Dr. Francisca Massardo, coordinator of the Universidad de Magallanes in Puerto Williams, was recently invited to participate in an international workshop on “Island Cultures and Sustainable Lifestyles,” hosted from 28-30 September at the Charles Darwin Biological Station, Galapagos Islands, Ecuador.

The event brought together international experts from islands of the South Pacific, New Zealand, Easter Island, Fiji, the Orkneys and Galápagos, and Chile, who together with members of local and national institutions, NGOs, and invited guests, exchanged experiences on the themes of island societies and environments.
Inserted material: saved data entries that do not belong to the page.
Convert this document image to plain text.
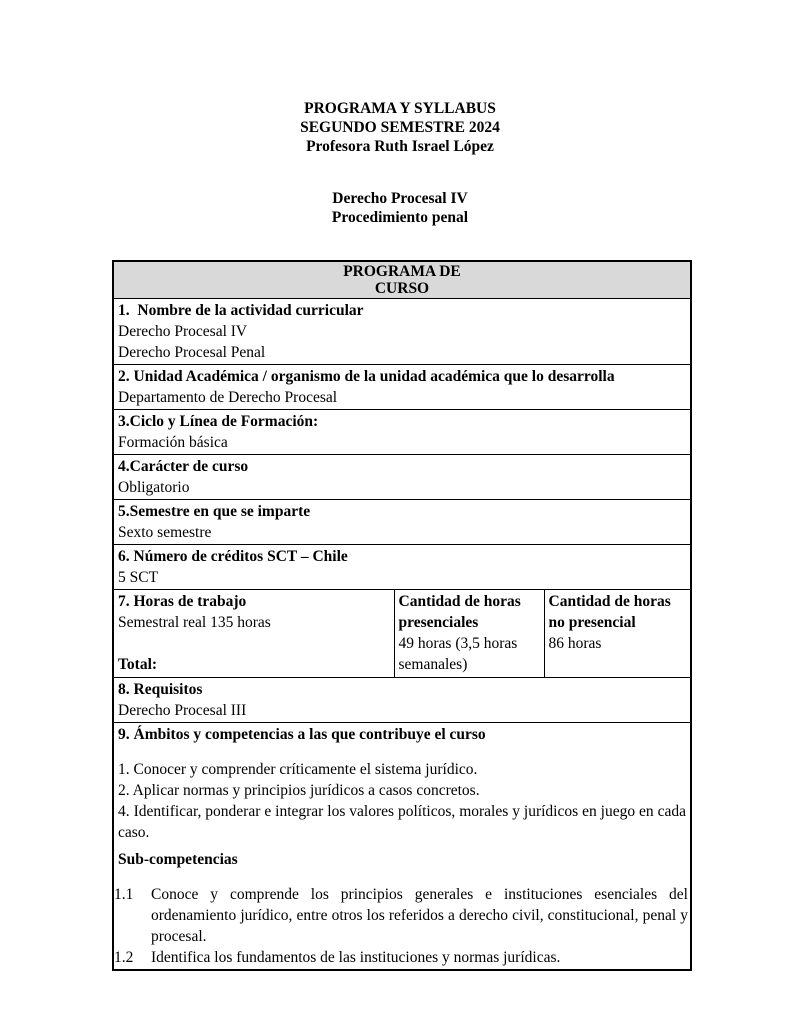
PROGRAMA Y SYLLABUS
SEGUNDO SEMESTRE 2024
Profesora Ruth Israel López
Derecho Procesal IV
Procedimiento penal
PROGRAMA DE
CURSO

1.  Nombre de la actividad curricular
Derecho Procesal IV
Derecho Procesal Penal

2. Unidad Académica / organismo de la unidad académica que lo desarrolla
Departamento de Derecho Procesal

3.Ciclo y Línea de Formación:
Formación básica

4.Carácter de curso
Obligatorio

5.Semestre en que se imparte
Sexto semestre

6. Número de créditos SCT – Chile
5 SCT

7. Horas de trabajo
Semestral real 135 horas
Total:

Cantidad de horas presenciales
49 horas (3,5 horas semanales)

Cantidad de horas no presencial
86 horas

8. Requisitos
Derecho Procesal III

9. Ámbitos y competencias a las que contribuye el curso
1. Conocer y comprender críticamente el sistema jurídico.
2. Aplicar normas y principios jurídicos a casos concretos.
4. Identificar, ponderar e integrar los valores políticos, morales y jurídicos en juego en cada caso.
Sub-competencias
1.1	Conoce y comprende los principios generales e instituciones esenciales del ordenamiento jurídico, entre otros los referidos a derecho civil, constitucional, penal y procesal.
1.2	Identifica los fundamentos de las instituciones y normas jurídicas.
To inaugurate the workshop, CDF Executive Director Dr. J. Gabriel López underlined the importance of this event: “This is the second in our series of workshops on Island Sustainability. Rather than identify only problems, CDF and our partners are focused on devising sustainable solutions and we wish to draw on experiences from throughout the world that can be applied to Galápagos. This is part of a fresh approach to broadening the conservation agenda by involving Galápagos communities and other stakeholders in an integrated effort to design an archipelago-wide sustainable development model that can serve as a guide for decision making and as an example for the world.”

Felipe Cruz, CDF Director of Technical Assistance, stated that: “The workshop will deepen understanding of the different realities lived in various archipelagos on Earth, but above all, here in Galápagos because of their international fame and unique biodiversity that bring nature and people together.”

Among the principal themes for discussion were:
1. Local production vs. imported goods and services;
2. Consumption patterns and daily life;
3. Human mobility.

This is CDF’s second international “Island Sustainability” workshop among a series programmed for 2010-2011 covering topics such as tourism, energy and transport, water and waste management, and climate change, among others, all linked to island conservation and sustainable development.